A winter storm is expected to dump up to a foot of snow from south-central Minnesota into western Wisconsin beginning later Monday afternoon into Tuesday, the National Weather Service reported Sunday.

The Twin Cities area is likely to see a smaller yet still potentially significant amount — perhaps enough to trigger the first snow emergencies of the season.

The first flakes are expected to fall in the south metro about 4 p.m., fueling hopes that the first part of the evening commute will be largely trouble-free, meteorologist Jacob Beitlich said.
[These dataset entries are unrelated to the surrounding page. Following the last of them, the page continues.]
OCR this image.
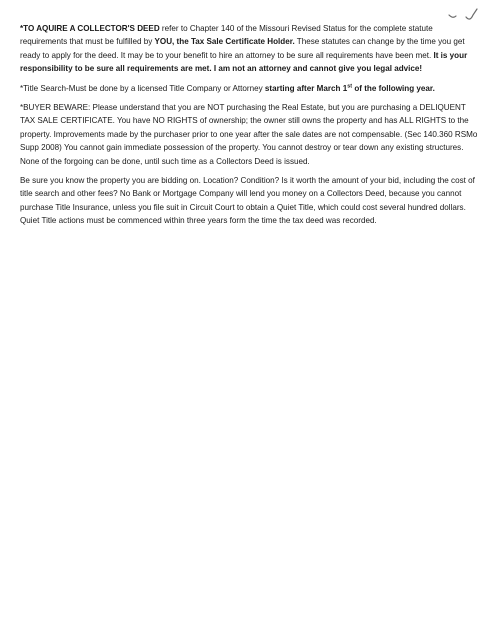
*TO AQUIRE A COLLECTOR'S DEED refer to Chapter 140 of the Missouri Revised Status for the complete statute requirements that must be fulfilled by YOU, the Tax Sale Certificate Holder. These statutes can change by the time you get ready to apply for the deed. It may be to your benefit to hire an attorney to be sure all requirements have been met. It is your responsibility to be sure all requirements are met. I am not an attorney and cannot give you legal advice!

*Title Search-Must be done by a licensed Title Company or Attorney starting after March 1st of the following year.

*BUYER BEWARE: Please understand that you are NOT purchasing the Real Estate, but you are purchasing a DELIQUENT TAX SALE CERTIFICATE. You have NO RIGHTS of ownership; the owner still owns the property and has ALL RIGHTS to the property. Improvements made by the purchaser prior to one year after the sale dates are not compensable. (Sec 140.360 RSMo Supp 2008) You cannot gain immediate possession of the property. You cannot destroy or tear down any existing structures. None of the forgoing can be done, until such time as a Collectors Deed is issued.

Be sure you know the property you are bidding on. Location? Condition? Is it worth the amount of your bid, including the cost of title search and other fees? No Bank or Mortgage Company will lend you money on a Collectors Deed, because you cannot purchase Title Insurance, unless you file suit in Circuit Court to obtain a Quiet Title, which could cost several hundred dollars. Quiet Title actions must be commenced within three years form the time the tax deed was recorded.
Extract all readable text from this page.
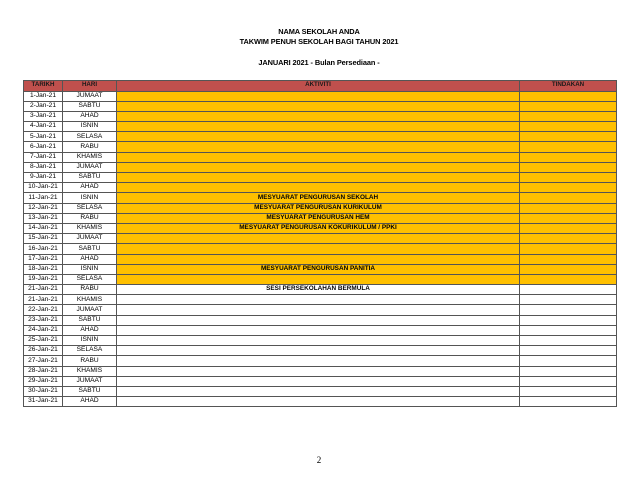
NAMA SEKOLAH ANDA
TAKWIM PENUH SEKOLAH BAGI TAHUN 2021
JANUARI 2021 - Bulan Persediaan -
TARIKH	HARI	AKTIVITI	TINDAKAN
1-Jan-21	JUMAAT		
2-Jan-21	SABTU		
3-Jan-21	AHAD		
4-Jan-21	ISNIN		
5-Jan-21	SELASA		
6-Jan-21	RABU		
7-Jan-21	KHAMIS		
8-Jan-21	JUMAAT		
9-Jan-21	SABTU		
10-Jan-21	AHAD		
11-Jan-21	ISNIN	MESYUARAT PENGURUSAN SEKOLAH	
12-Jan-21	SELASA	MESYUARAT PENGURUSAN KURIKULUM	
13-Jan-21	RABU	MESYUARAT PENGURUSAN HEM	
14-Jan-21	KHAMIS	MESYUARAT PENGURUSAN KOKURIKULUM / PPKI	
15-Jan-21	JUMAAT		
16-Jan-21	SABTU		
17-Jan-21	AHAD		
18-Jan-21	ISNIN	MESYUARAT PENGURUSAN PANITIA	
19-Jan-21	SELASA		
21-Jan-21	RABU	SESI PERSEKOLAHAN BERMULA	
21-Jan-21	KHAMIS		
22-Jan-21	JUMAAT		
23-Jan-21	SABTU		
24-Jan-21	AHAD		
25-Jan-21	ISNIN		
26-Jan-21	SELASA		
27-Jan-21	RABU		
28-Jan-21	KHAMIS		
29-Jan-21	JUMAAT		
30-Jan-21	SABTU		
31-Jan-21	AHAD		
2
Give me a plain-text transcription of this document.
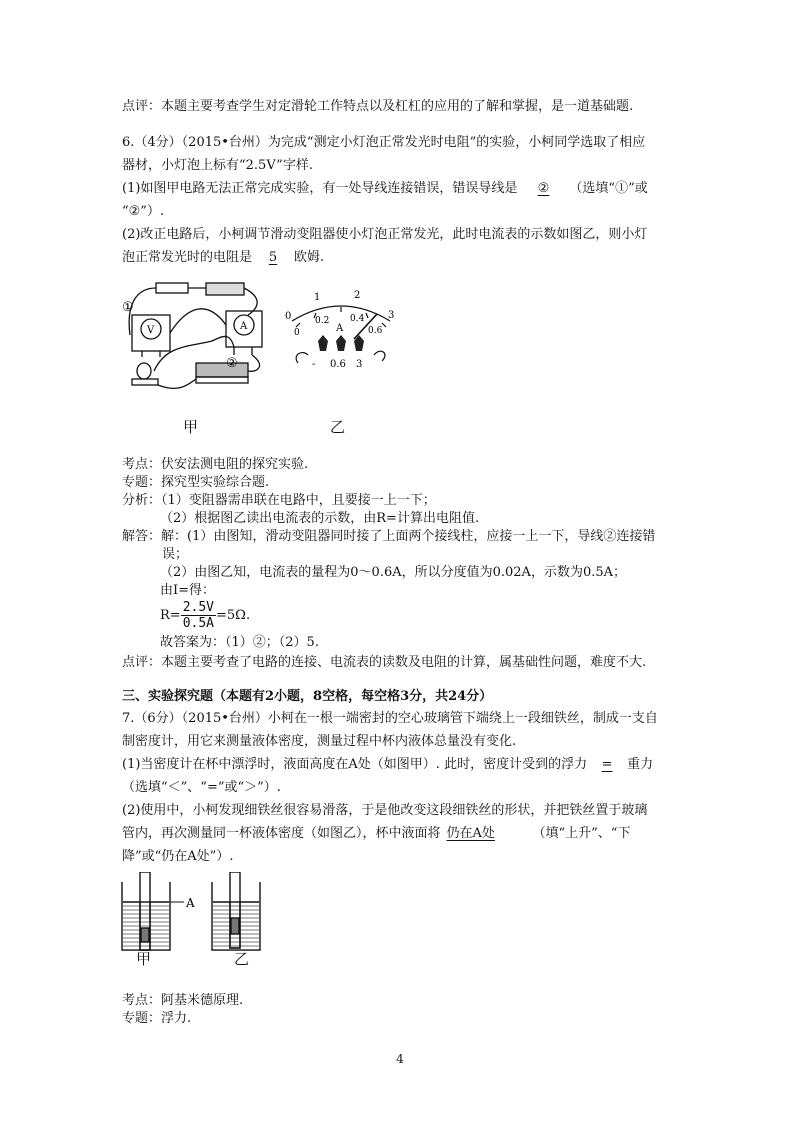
点评：本题主要考查学生对定滑轮工作特点以及杠杠的应用的了解和掌握，是一道基础题.
6.（4分）（2015•台州）为完成“测定小灯泡正常发光时电阻”的实验，小柯同学选取了相应
器材，小灯泡上标有“2.5V”字样.
(1)如图甲电路无法正常完成实验，有一处导线连接错误，错误导线是 ② （选填“①”或
“②”）.
(2)改正电路后，小柯调节滑动变阻器使小灯泡正常发光，此时电流表的示数如图乙，则小灯
泡正常发光时的电阻是 5 欧姆.
①
②
V	A
甲
0
1	2
3
0
0.2 0.4
0.6
A
- 0.6 3
乙
考点：伏安法测电阻的探究实验.
专题：探究型实验综合题.
分析：（1）变阻器需串联在电路中，且要接一上一下；
（2）根据图乙读出电流表的示数，由R=计算出电阻值.
解答：解：(1）由图知，滑动变阻器同时接了上面两个接线柱，应接一上一下，导线②连接错
误；
（2）由图乙知，电流表的量程为0～0.6A，所以分度值为0.02A，示数为0.5A；
由I=得：
$R= \frac{2.5V}{0.5A} =5\Omega$.
故答案为：（1）②；（2）5.
点评：本题主要考查了电路的连接、电流表的读数及电阻的计算，属基础性问题，难度不大.
三、实验探究题（本题有2小题，8空格，每空格3分，共24分）
7.（6分）（2015•台州）小柯在一根一端密封的空心玻璃管下端绕上一段细铁丝，制成一支自
制密度计，用它来测量液体密度，测量过程中杯内液体总量没有变化.
(1)当密度计在杯中漂浮时，液面高度在A处（如图甲）. 此时，密度计受到的浮力 = 重力
（选填“＜”、“=”或“＞”）.
(2)使用中，小柯发现细铁丝很容易滑落，于是他改变这段细铁丝的形状，并把铁丝置于玻璃
管内，再次测量同一杯液体密度（如图乙），杯中液面将 仍在A处	（填“上升”、“下
降”或“仍在A处”）.
A
甲	乙
考点：阿基米德原理.
专题：浮力.
4
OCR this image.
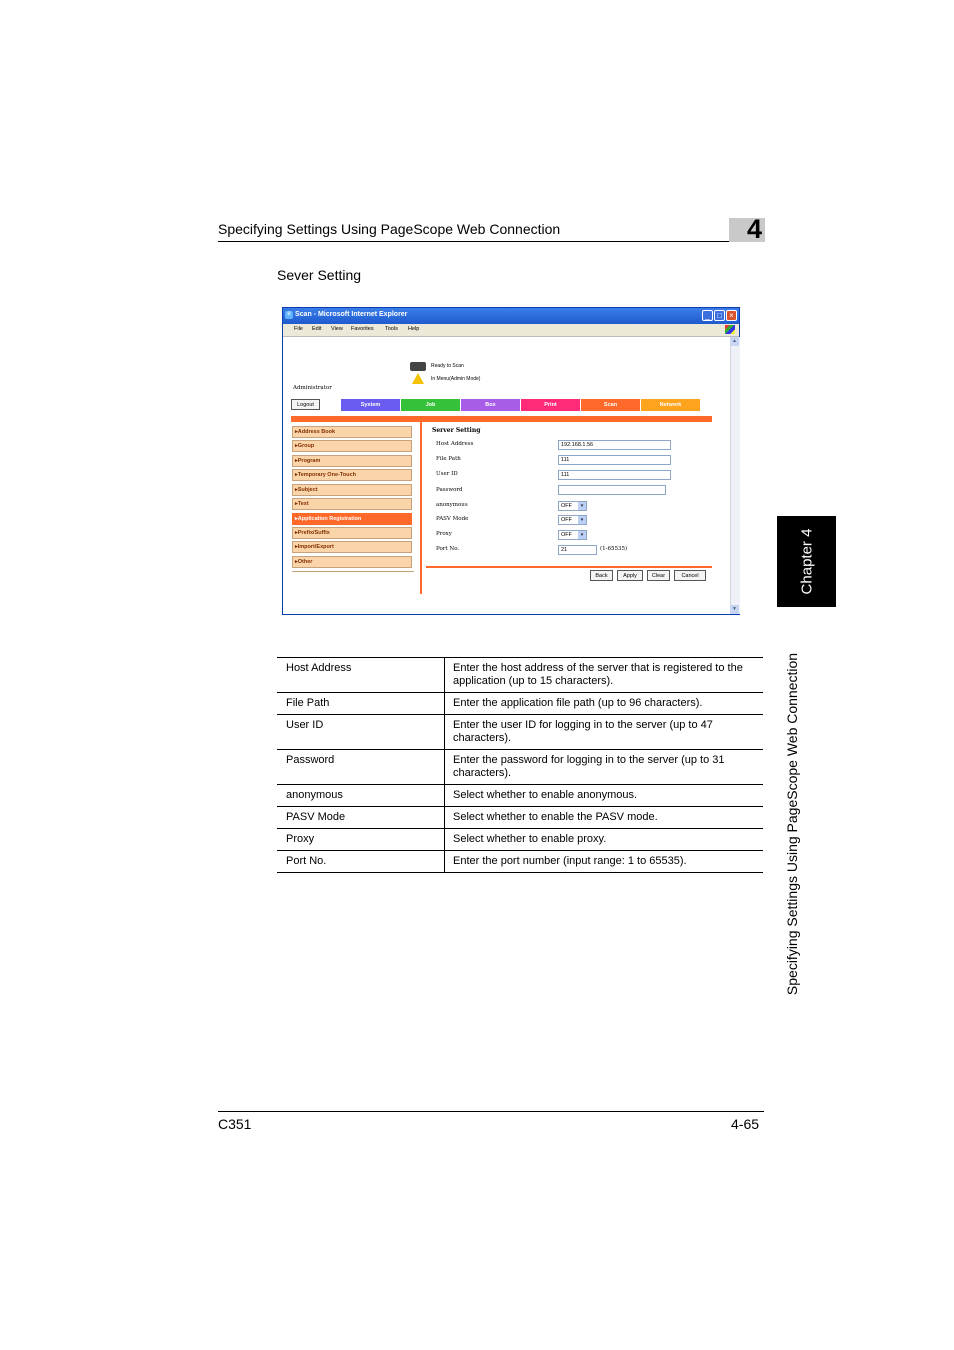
Specifying Settings Using PageScope Web Connection	4
Sever Setting
Chapter 4
Specifying Settings Using PageScope Web Connection
e Scan - Microsoft Internet Explorer	_ □ ×
File Edit View Favorites Tools Help
▲
▼
Ready to Scan
In Menu(Admin Mode)
Administrator
Logout	System	Job	Box	Print	Scan	Network
▸Address Book
▸Group
▸Program
▸Temporary One-Touch
▸Subject
▸Text
▸Application Registration
▸Prefix/Suffix
▸Import/Export
▸Other
Server Setting
Host Address	192.168.1.56
File Path	111
User ID	111
Password
anonymous	OFF	▾
PASV Mode	OFF	▾
Proxy	OFF	▾
Port No.	21	(1-65535)
Back	Apply	Clear	Cancel
Host Address	Enter the host address of the server that is registered to the application (up to 15 characters).
File Path	Enter the application file path (up to 96 characters).
User ID	Enter the user ID for logging in to the server (up to 47 characters).
Password	Enter the password for logging in to the server (up to 31 characters).
anonymous	Select whether to enable anonymous.
PASV Mode	Select whether to enable the PASV mode.
Proxy	Select whether to enable proxy.
Port No.	Enter the port number (input range: 1 to 65535).
C351	4-65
The north metro can expect to see snow about 5 to 6 p.m., he added.

Come Tuesday, metro area residents may be shoveling 5 to 9 inches or more, and having to make plans to keep cars clear of plows — and impound lots.

The city of St. Paul says on its website that snow emergencies are “typically declared after snowfalls of 3 inches or more.” Minneapolis offers no such guidance when it comes to inch counts — only a promise that any snow emergency that may be required will be “called after significant snowfall and before 6 p.m. on any given day.”

Forecasters were finding it difficult Sunday to project the snowfall amounts for the metro.

That is because the storm will be at its strongest when it hits the southern part of the state near Albert Lea and begins to move to the north and east through Red Wing to Chippewa Falls, Wis.

It is expected to weaken as it reaches the Twin Cities, but “if it hangs together,” Beitlich said, the snow totals could move nearer to the 9-inch mark.

Motorists should be on alert in the southern part of the state. There, the snow will fall at a rate of 1 to 2 inches per hour, making it difficult for plows to keep pace. In addition, winds are expected to reach 15 to 20 miles per hour with gusts of up to 30 mph, Beitlich said.

“It’ll be pretty tough driving,” he added.

The National Weather Service expects temperatures to drop by the middle of the week with highs in the teens — chilly enough for the snow to stick around “but not extreme by any means,” Beitlich said. The typical high for the final week of the year is 23 to 24 degrees, he added.

For snow emergency information, go online to stpaul.gov/snow and minneapolismn.gov/snow.